Unmanned spacecraft have sent home tantalizing images of gouged canyons, valleys and sedimentary deltas, while landers have found hydrous rocks, all suggesting Mars at one time hosted hundreds of kilometers of rivers and lakes.
Today, though, Mars is too cold and the pressure of its carbon-dioxide atmosphere way too low for liquid water to exist. If you tried to pour water on its surface, it would simultaneously freeze and vaporize.
So when did Mars host liquid water? And what happened to it?
In a study published in the journal Nature Geoscience, planetary geologist Edwin Kite of the California Institute of Technology takes a new stab at the riddle.

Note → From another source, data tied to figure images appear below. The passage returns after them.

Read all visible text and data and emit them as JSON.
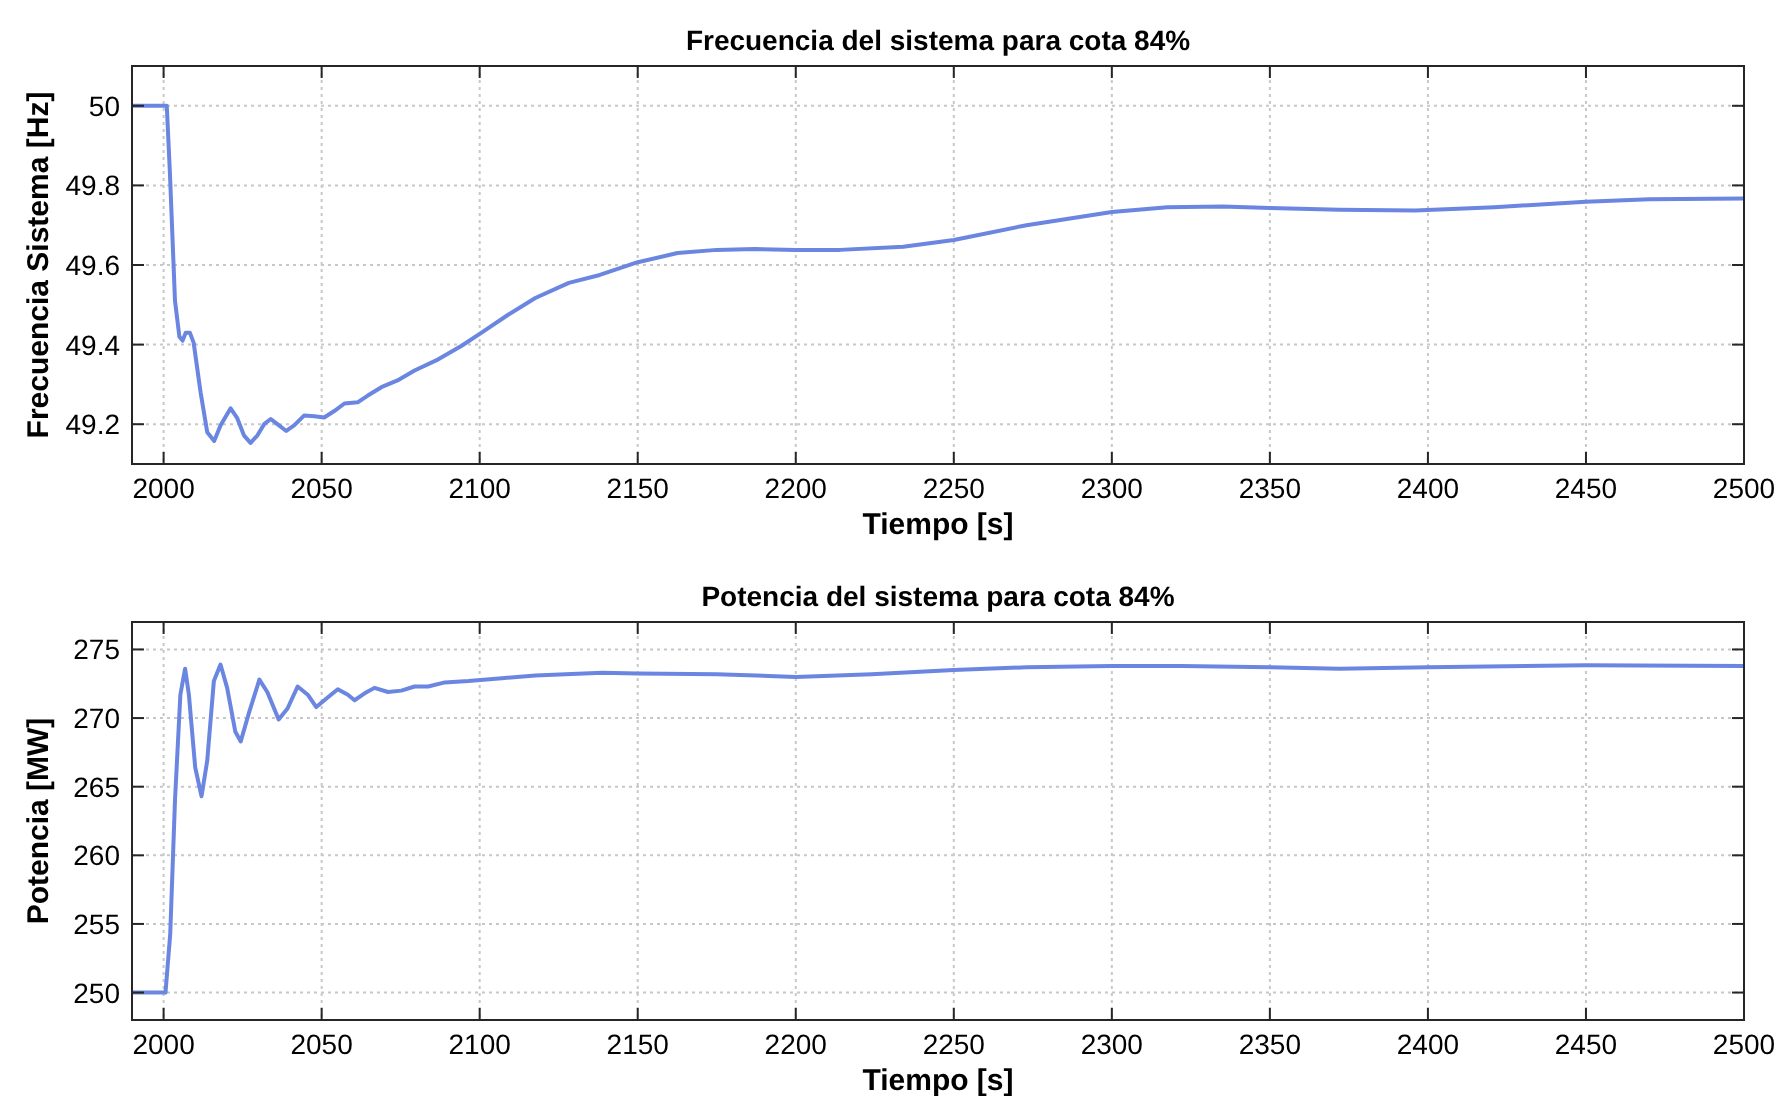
{
  "chart_data": [
    {
      "type": "line",
      "title": "Frecuencia del sistema para cota 84%",
      "xlabel": "Tiempo [s]",
      "ylabel": "Frecuencia Sistema [Hz]",
      "xlim": [
        1990,
        2500
      ],
      "xticks": [
        2000,
        2050,
        2100,
        2150,
        2200,
        2250,
        2300,
        2350,
        2400,
        2450,
        2500
      ],
      "ylim": [
        49.1,
        50.1
      ],
      "yticks": [
        49.2,
        49.4,
        49.6,
        49.8,
        50
      ],
      "grid": true,
      "line_style": "solid",
      "series": [
        {
          "color": "#6a86e0",
          "x": [
            1990,
            2000,
            2001,
            2002,
            2003.6,
            2005,
            2006,
            2007,
            2008.3,
            2009.5,
            2011.7,
            2013.8,
            2016,
            2018,
            2021.2,
            2023.3,
            2025.4,
            2027.5,
            2029.7,
            2031.8,
            2033.9,
            2036,
            2038.8,
            2041.3,
            2044.5,
            2047.7,
            2050.8,
            2054,
            2057.2,
            2061.4,
            2064.6,
            2068.9,
            2074,
            2079.4,
            2086.9,
            2094.3,
            2100.6,
            2109,
            2117.6,
            2128.2,
            2138,
            2150,
            2162.6,
            2175,
            2187,
            2200,
            2214,
            2234,
            2250,
            2273,
            2300,
            2317.5,
            2335,
            2350,
            2372,
            2396,
            2421,
            2450,
            2470,
            2500
          ],
          "values": [
            50,
            50,
            50,
            49.83,
            49.51,
            49.42,
            49.41,
            49.43,
            49.43,
            49.405,
            49.28,
            49.18,
            49.158,
            49.197,
            49.24,
            49.215,
            49.172,
            49.153,
            49.172,
            49.2,
            49.213,
            49.2,
            49.183,
            49.197,
            49.222,
            49.22,
            49.217,
            49.233,
            49.252,
            49.255,
            49.272,
            49.293,
            49.31,
            49.335,
            49.363,
            49.397,
            49.43,
            49.475,
            49.517,
            49.555,
            49.575,
            49.607,
            49.63,
            49.638,
            49.64,
            49.638,
            49.638,
            49.646,
            49.663,
            49.7,
            49.733,
            49.745,
            49.747,
            49.743,
            49.739,
            49.737,
            49.745,
            49.759,
            49.765,
            49.767
          ]
        }
      ]
    },
    {
      "type": "line",
      "title": "Potencia del sistema para cota 84%",
      "xlabel": "Tiempo [s]",
      "ylabel": "Potencia [MW]",
      "xlim": [
        1990,
        2500
      ],
      "xticks": [
        2000,
        2050,
        2100,
        2150,
        2200,
        2250,
        2300,
        2350,
        2400,
        2450,
        2500
      ],
      "ylim": [
        248,
        277
      ],
      "yticks": [
        250,
        255,
        260,
        265,
        270,
        275
      ],
      "grid": true,
      "line_style": "solid",
      "series": [
        {
          "color": "#6a86e0",
          "x": [
            1990,
            2000,
            2000.6,
            2002.1,
            2003.6,
            2005.3,
            2006.8,
            2008,
            2010,
            2012,
            2013.8,
            2015.9,
            2018,
            2020.1,
            2022.7,
            2024.4,
            2026.9,
            2030.3,
            2032.8,
            2036.4,
            2039.2,
            2042.4,
            2045.6,
            2048.3,
            2051.9,
            2055.1,
            2058.3,
            2060.4,
            2063.6,
            2066.7,
            2071,
            2075.2,
            2079.4,
            2083.7,
            2089,
            2096.4,
            2107,
            2117.6,
            2138.8,
            2150,
            2175,
            2200,
            2224,
            2250,
            2273,
            2300,
            2322,
            2350,
            2372,
            2400,
            2450,
            2500
          ],
          "values": [
            250,
            250,
            250,
            254.3,
            264,
            271.7,
            273.6,
            271.7,
            266.4,
            264.3,
            266.9,
            272.7,
            273.9,
            272.2,
            269,
            268.3,
            270.3,
            272.8,
            271.9,
            269.9,
            270.7,
            272.3,
            271.7,
            270.8,
            271.5,
            272.1,
            271.7,
            271.3,
            271.8,
            272.2,
            271.9,
            272,
            272.3,
            272.3,
            272.6,
            272.7,
            272.9,
            273.1,
            273.3,
            273.25,
            273.2,
            273,
            273.2,
            273.5,
            273.7,
            273.8,
            273.8,
            273.7,
            273.6,
            273.7,
            273.85,
            273.8
          ]
        }
      ]
    }
  ]
}
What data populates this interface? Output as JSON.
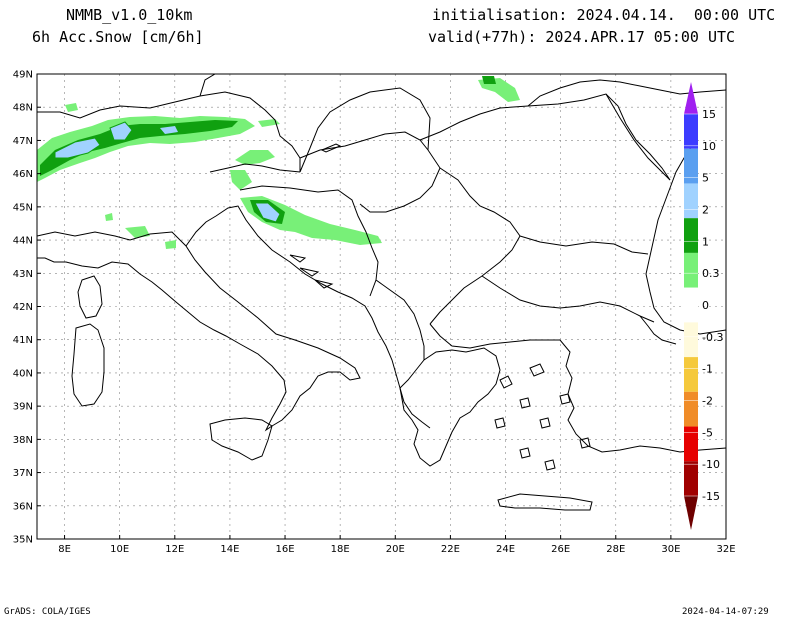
{
  "header": {
    "model": "NMMB_v1.0_10km",
    "field": "6h Acc.Snow [cm/6h]",
    "init": "initialisation: 2024.04.14.  00:00 UTC",
    "valid": "valid(+77h): 2024.APR.17 05:00 UTC"
  },
  "footer": {
    "left": "GrADS: COLA/IGES",
    "right": "2024-04-14-07:29"
  },
  "map": {
    "lat_labels": [
      "49N",
      "48N",
      "47N",
      "46N",
      "45N",
      "44N",
      "43N",
      "42N",
      "41N",
      "40N",
      "39N",
      "38N",
      "37N",
      "36N",
      "35N"
    ],
    "lon_labels": [
      "8E",
      "10E",
      "12E",
      "14E",
      "16E",
      "18E",
      "20E",
      "22E",
      "24E",
      "26E",
      "28E",
      "30E",
      "32E"
    ],
    "lat_range": [
      35,
      49
    ],
    "lon_range": [
      7,
      32
    ],
    "grid": true
  },
  "colorbar": {
    "labels": [
      "15",
      "10",
      "5",
      "2",
      "1",
      "0.3",
      "0",
      "-0.3",
      "-1",
      "-2",
      "-5",
      "-10",
      "-15"
    ],
    "colors": [
      "#a020f0",
      "#3c3cff",
      "#5a9ff0",
      "#a0d2ff",
      "#10a010",
      "#78f078",
      "#ffffff",
      "#fffadc",
      "#f5c93c",
      "#f08c28",
      "#e60000",
      "#a00000",
      "#6e0000"
    ]
  }
}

Kite and his team measured craters, left on the Martian surface by asteroid collisions, to gain an idea of its past atmospheric pressure.
The principle behind their calculation is this: the thicker the atmosphere, the bigger the space rock has to be in order to survive the friction of contact with it.
Conversely, a thinner atmosphere means that smaller rocks are able to survive the descent and whack the surface. Kite’s team looked at 319 craters in Aeolis Dorsa, a 3.6-billion-year-old region that shows evidence of past rivers to get an indication.
They calculated that these craters were formed when Mars had atmospheric pressure of up to 0.9 bar.
This pressure is 150 times greater than that of today and intriguingly close to that of the water-rich planet Earth at sea level.
The bad news, though, is that Mars is far more distant from the sun than Earth and at that far-off time, our star was much less bright than now.
As a result, Mars would have required pressures of at least five bar for its surface to keep above the freezing point of water. It seems to have lacked a long-lasting thick atmosphere during its river period.
“If Mars did not have a stable multi-bar atmosphere at the time that the rivers were flowing ― as suggested by our results ― then a warm and wet carbon/water greenhouse is ruled out, and long-term average temperatures were most likely below freezing,” said the study.